Do you need me to bold the second part of the last sentence? No, of course not. Carney is seeing an opportunity in making Canadian oil sands low-carbon, especially since not a single dollar would come out of his pocket.
“There’s still going to be demand for oil and gas over the course of the next few decades, so how do we make sure we maintain our share, but our share in a way that doesn’t produce additional emissions? We have a solution for that, we have the expertise for that, we need to put tens of billions of dollars from industry first, but also supported by governments in order to make that transition.” Cute.
But wait, there’s more. If you think Carney deserves the prize for blatant arrogance, I invite you to think again because he has a serious competitor and his name is John Podesta.
While Carney no doubt inadvertently speaks the quiet part aloud, Podesta this week went a step further — a big step — and tried to convince us that the fundamental laws of business no longer apply.
Commenting on forecasts that the low-carbon energy incentives in the IRA will end up costing a lot more than originally planned, the White House adviser said this was good news.

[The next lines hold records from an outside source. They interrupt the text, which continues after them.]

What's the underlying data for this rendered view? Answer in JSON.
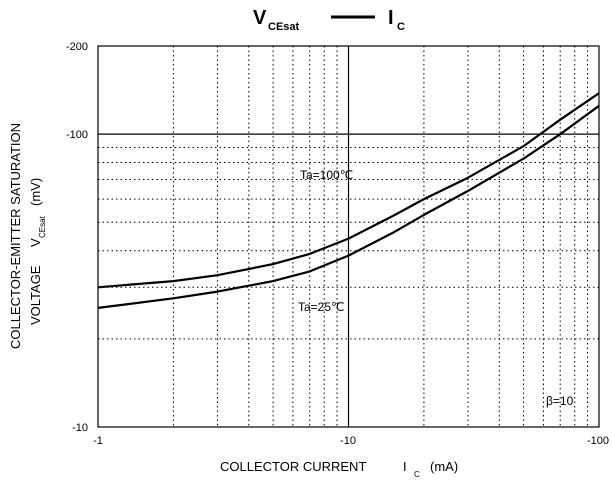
{
  "chart_data": {
    "type": "line",
    "title": {
      "left_main": "V",
      "left_sub": "CEsat",
      "right_main": "I",
      "right_sub": "C"
    },
    "xlabel": {
      "main": "COLLECTOR CURRENT",
      "sym": "I",
      "sub": "C",
      "unit": "(mA)"
    },
    "ylabel": {
      "line1": "COLLECTOR-EMITTER SATURATION",
      "line2_main": "VOLTAGE",
      "line2_sym": "V",
      "line2_sub": "CEsat",
      "line2_unit": "(mV)"
    },
    "x_scale": "log",
    "y_scale": "log",
    "x_reversed_negative": true,
    "y_reversed_negative": true,
    "xlim": [
      -1,
      -100
    ],
    "ylim": [
      -10,
      -200
    ],
    "x_ticks": [
      "-1",
      "-10",
      "-100"
    ],
    "y_ticks": [
      "-10",
      "-100",
      "-200"
    ],
    "grid": "dotted minor, solid major",
    "series": [
      {
        "name": "Ta=100℃",
        "x": [
          -1,
          -2,
          -3,
          -5,
          -7,
          -10,
          -15,
          -20,
          -30,
          -50,
          -70,
          -100
        ],
        "y": [
          -30,
          -31.5,
          -33,
          -36,
          -39,
          -44,
          -52.5,
          -60,
          -71,
          -91,
          -112,
          -138
        ]
      },
      {
        "name": "Ta=25℃",
        "x": [
          -1,
          -2,
          -3,
          -5,
          -7,
          -10,
          -15,
          -20,
          -30,
          -50,
          -70,
          -100
        ],
        "y": [
          -25.5,
          -27.5,
          -29,
          -31.5,
          -34,
          -38.5,
          -46,
          -53,
          -64,
          -82.5,
          -100,
          -125
        ]
      }
    ],
    "annotations": [
      {
        "text": "Ta=100℃",
        "x": -10,
        "y": -70
      },
      {
        "text": "Ta=25℃",
        "x": -9,
        "y": -27
      },
      {
        "text": "β=10",
        "x": -80,
        "y": -12
      }
    ]
  }
}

“I think this is evidence that the bill was actually working, that people are making plans, they’re investing money,” he said, as quoted by Reuters, as a House committee estimated the incentives will not cost $270 billion but rather $515 billion over the next ten years and the Wharton School estimated the total may actually top $1 trillion.
Now, spending a trillion dollars on incentives when you could attract three times that amount in private sector investments makes perfect sense. The thing is, those three trillion in private sector investments are only a forecast, too. By one bank: Goldman Sachs. Raise your hand if you recall Goldman Sachs being wrong before, like, for a completely random example, about subprime mortgage debt.
What Podesta is saying, basically, is that the fact that the originally planned budget for the incentives will not be enough to accomplish the stated goals is great news because it means demand for those incentives is greater than originally expected. Well, who wouldn’t want free money from the government?
Not the people in Oregon and New Jersey, that’s certain. Both states have recently had to suspend their EV incentive programs. Because they ran out of money. Of course, that can’t happen to the federal government — it will just keep raising the debt ceiling until it enters the stratosphere.
I mean, there’s $3 trillion just waiting to start pouring into incentivised low-carbon energy projects, what’s another few trillion in debt to make sure they do pour? If you think the maths doesn’t make sense you’re a climate denialist with zero knowledge about anything at all.
I leave you with this news report from Bloomberg: “Norway’s biggest oil and gas companies are reviving exploration plans in Arctic waters, as the government agitates for fresh discoveries in the Barents Sea to secure the country’s future as a key energy supplier to Europe.”